2. S-Eğrisi portföyü kurarak geleceği şimdiden çoğaltın
Lewrick'in ikinci kuralı, şirketlerin tüm büyüme beklentisini tek bir çizgiye bağlamaması... Lewrick'in analizine göre sürdürülebilir büyüme, aynı anda üç eğrinin birlikte çalışmasıyla mümkün:
*Olgunlaşmış mevcut eğri, gelir sağlar.
*Yükselişe geçen yeni eğri, geleceğin pazarını oluşturur.
*Deneme aşamasındaki geleceğin eğrisi, şirketin uzun vadeli vizyonunu besler.
Bu yaklaşım, Türkiye'de sıçrama yapan şirketlerin uyguladığı modelle birebir örtüşüyor: Bugünü iyileştirirken yarını geciktirmeyen bir yapı... Bunlara ek olarak Lewrick, bu yılki Türkiye İnovasyon Haftası'nda (TIW) yer aldığı 'Yapay Zeka ve İnovasyon' paneli sonrasında da, geleceğin dinamiklerine dair kilit çıkarımları paylaştı. Lewrick'in zihninde yankılanan ve geleceğin inovasyon yolculuğuna ışık tutacak ana düşünce ise şuydu: "Bugün 'veri olan her şey değerlidir' ancak asıl değer, veriyi anlamlandıran insanın sentezidir." Bu anlamda, insan unsurunun denklemin en kritik parçası olduğunu vurgulayan Lewrick, İstanbul'daki bu ilham verici tartışmalardan, şirketlerin ve bireylerin yapay zeka çağında benimsemesi gereken üç önemli inançla ayrıldığını belirtti:
1. Yapay zeka sadece teknolojik değil, kültürel bir devrimdir:
En güçlü dönüşümlerin koddan değil, kültürümüzü, zihniyetimizi ve çalışma biçimlerimizi uyarlama yeteneğimizden geldiği unutulmamalıdır. Yapay zeka, organizasyonların temel yapısını değiştiren bir kültürel devrimdir. İnsan unsuru, bu dönüşümün kalbinde yer almaya devam edecektir.
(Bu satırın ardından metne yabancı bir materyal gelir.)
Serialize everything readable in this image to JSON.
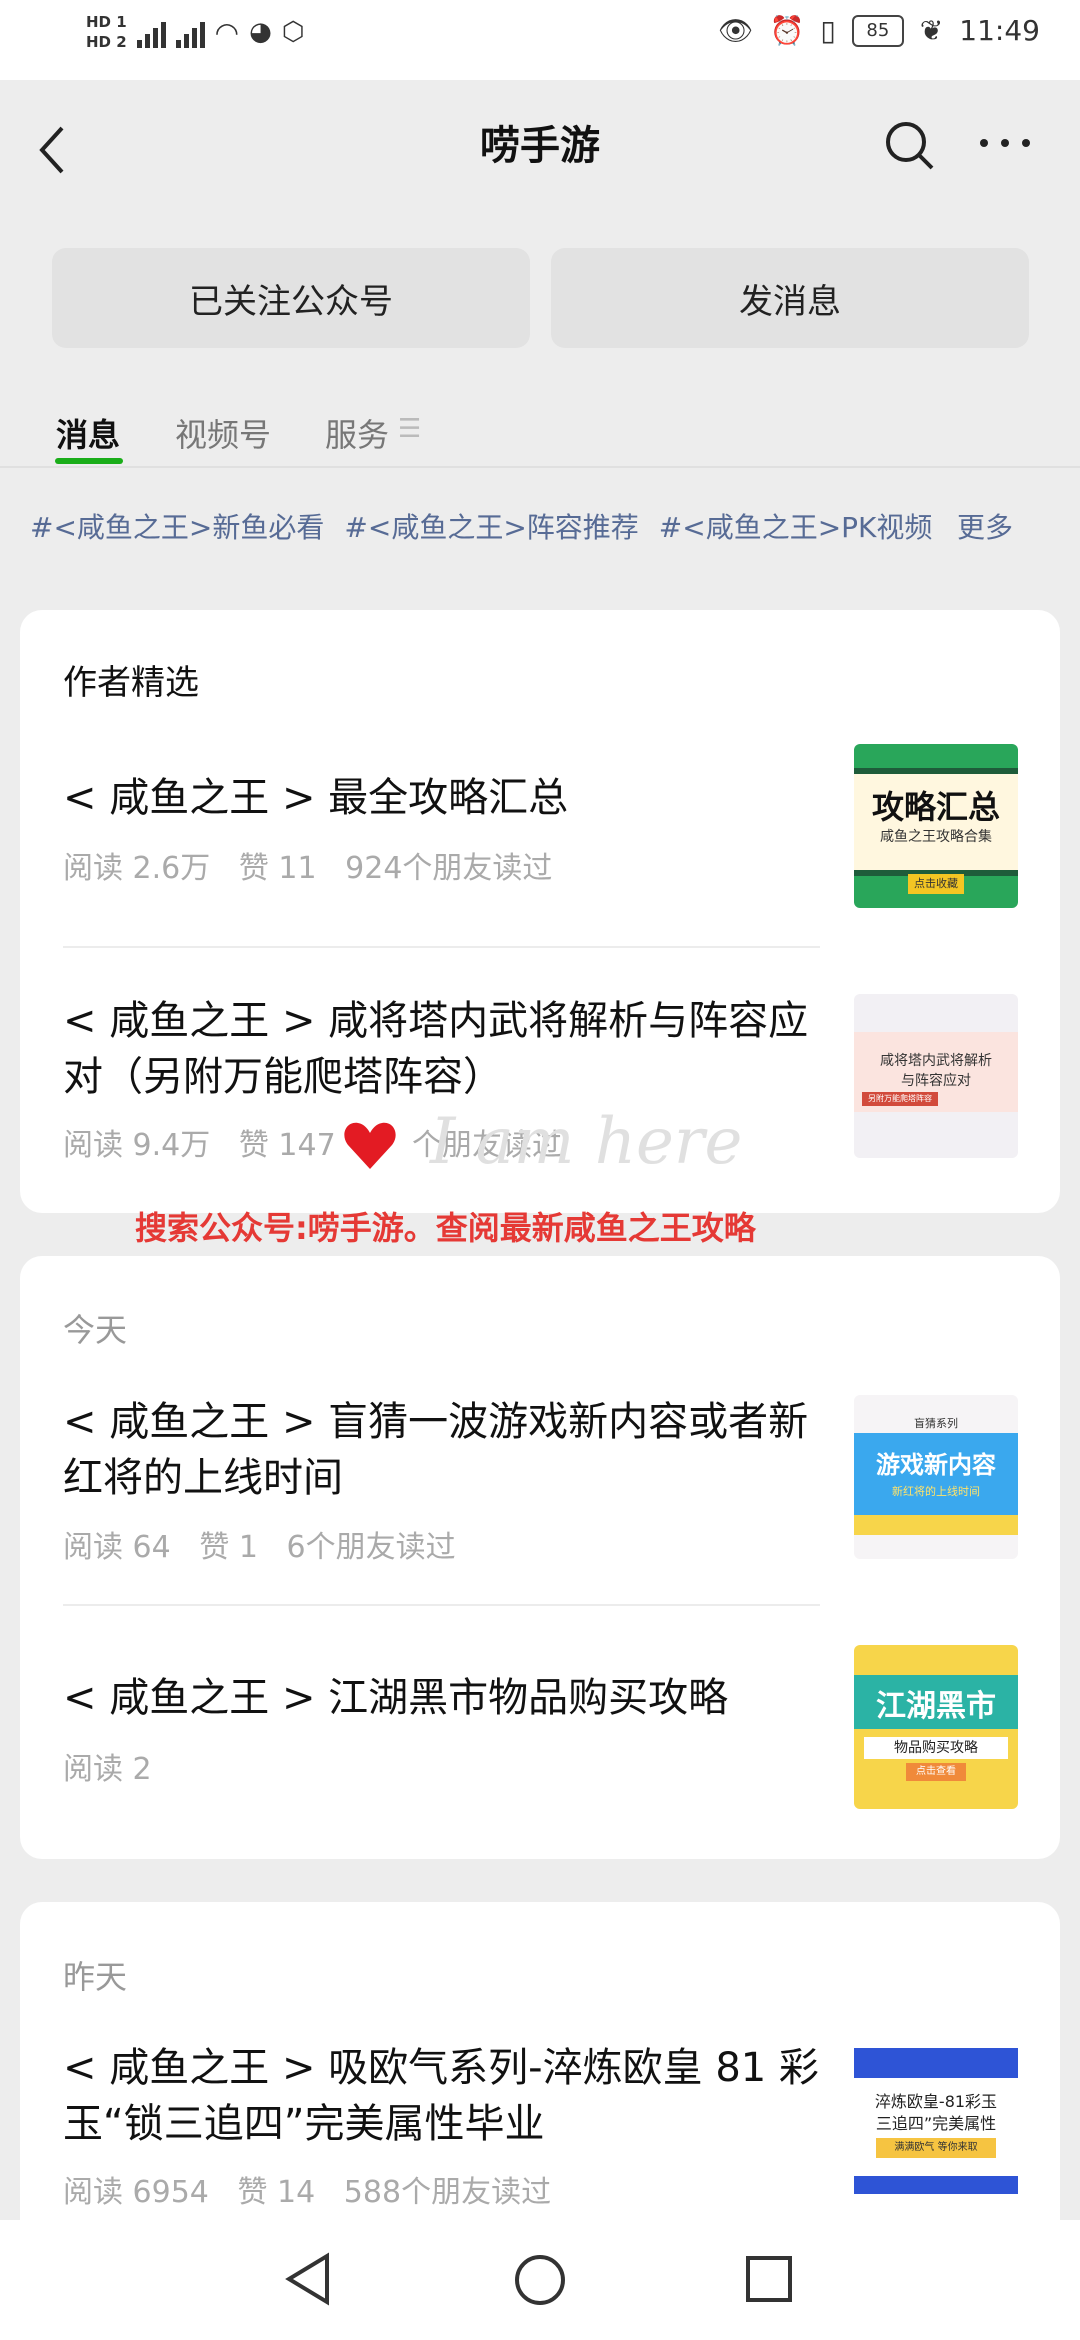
{
  "status_bar": {
    "time": "11:49",
    "battery": "85"
  },
  "header": {
    "title": "唠手游"
  },
  "buttons": {
    "followed": "已关注公众号",
    "message": "发消息"
  },
  "tabs": [
    {
      "label": "消息",
      "active": true
    },
    {
      "label": "视频号",
      "active": false
    },
    {
      "label": "服务",
      "active": false
    }
  ],
  "tags": [
    "#<咸鱼之王>新鱼必看",
    "#<咸鱼之王>阵容推荐",
    "#<咸鱼之王>PK视频"
  ],
  "tags_more": "更多",
  "featured": {
    "title": "作者精选",
    "articles": [
      {
        "title": "< 咸鱼之王 > 最全攻略汇总",
        "meta": "阅读 2.6万   赞 11   924个朋友读过",
        "thumb_text": "攻略汇总",
        "thumb_sub": "咸鱼之王攻略合集",
        "thumb_btn": "点击收藏"
      },
      {
        "title": "< 咸鱼之王 > 咸将塔内武将解析与阵容应对（另附万能爬塔阵容）",
        "meta": "阅读 9.4万   赞 147   3   个朋友读过",
        "thumb_text": "咸将塔内武将解析",
        "thumb_sub": "与阵容应对",
        "thumb_btn": "另附万能爬塔阵容"
      }
    ]
  },
  "overlay_text": "搜索公众号:唠手游。查阅最新咸鱼之王攻略",
  "watermark_text": "I am here",
  "today": {
    "date": "今天",
    "articles": [
      {
        "title": "< 咸鱼之王 > 盲猜一波游戏新内容或者新红将的上线时间",
        "meta": "阅读 64   赞 1   6个朋友读过",
        "thumb_text": "游戏新内容",
        "thumb_sub": "新红将的上线时间",
        "thumb_top": "盲猜系列"
      },
      {
        "title": "< 咸鱼之王 > 江湖黑市物品购买攻略",
        "meta": "阅读 2",
        "thumb_text": "江湖黑市",
        "thumb_sub": "物品购买攻略",
        "thumb_btn": "点击查看"
      }
    ]
  },
  "yesterday": {
    "date": "昨天",
    "articles": [
      {
        "title": "< 咸鱼之王 > 吸欧气系列-淬炼欧皇 81 彩玉“锁三追四”完美属性毕业",
        "meta": "阅读 6954   赞 14   588个朋友读过",
        "thumb_text": "淬炼欧皇-81彩玉",
        "thumb_sub": "三追四”完美属性",
        "thumb_btn": "满满欧气 等你来取"
      }
    ]
  }
}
2. Korkma, kucakla ve öğren: Korku zamanı bitti. Yapay zeka artık günlük hayatımızın dokusuna işledi. Lewrick, yapay zekaya merakla yaklaşmanın, ömür boyu öğrenen olmanın ve bu teknolojiyi insan yeteneklerimizi artırma potansiyelini ortaya çıkarma fırsatı olarak görmenin zamanı geldiğini ifade ediyor. Yapay zeka, bir bahane değil, bir ortak/partner olarak görülmelidir.
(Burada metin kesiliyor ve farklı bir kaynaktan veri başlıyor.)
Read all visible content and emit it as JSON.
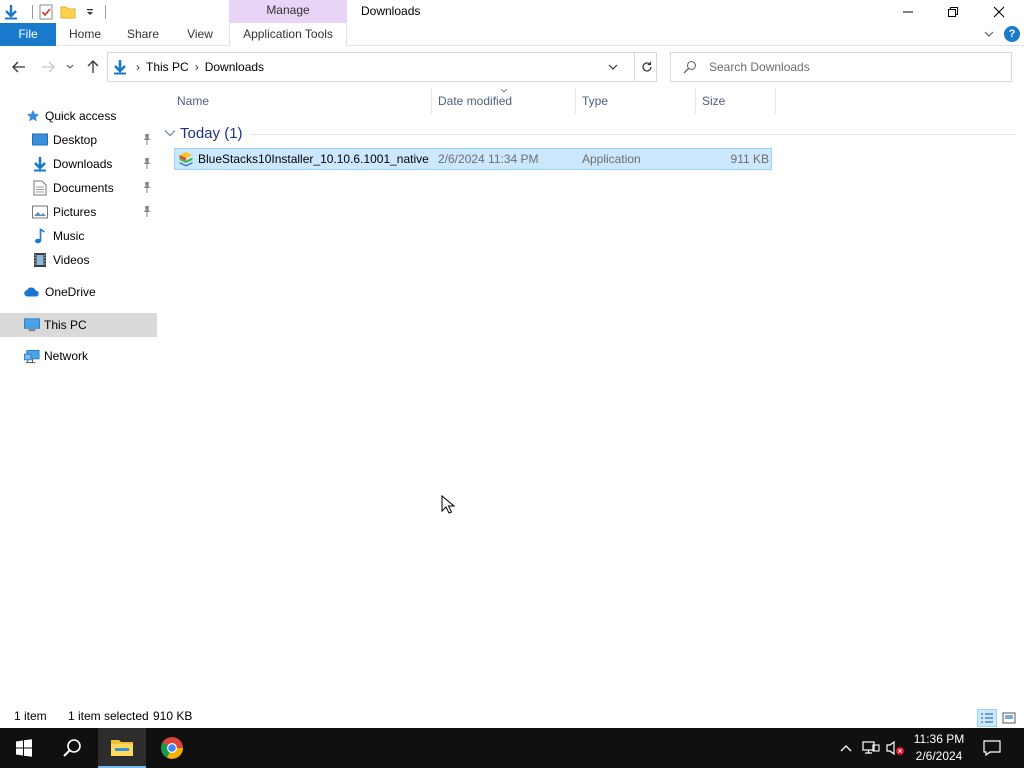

3. Etik mimari olmalı: İnsan merkezli, sürdürülebilir ve adil bir geleceğin inşası için yapay zekaya yönelik ahlaki bir pusula inşa etme konusunda ortak bir sorumluluk vardır. Güçlü etik tanımlamak ikinci planda kalan bir şey değildir; tersine, temel bir mimari olarak en baştan dahil edilmelidir.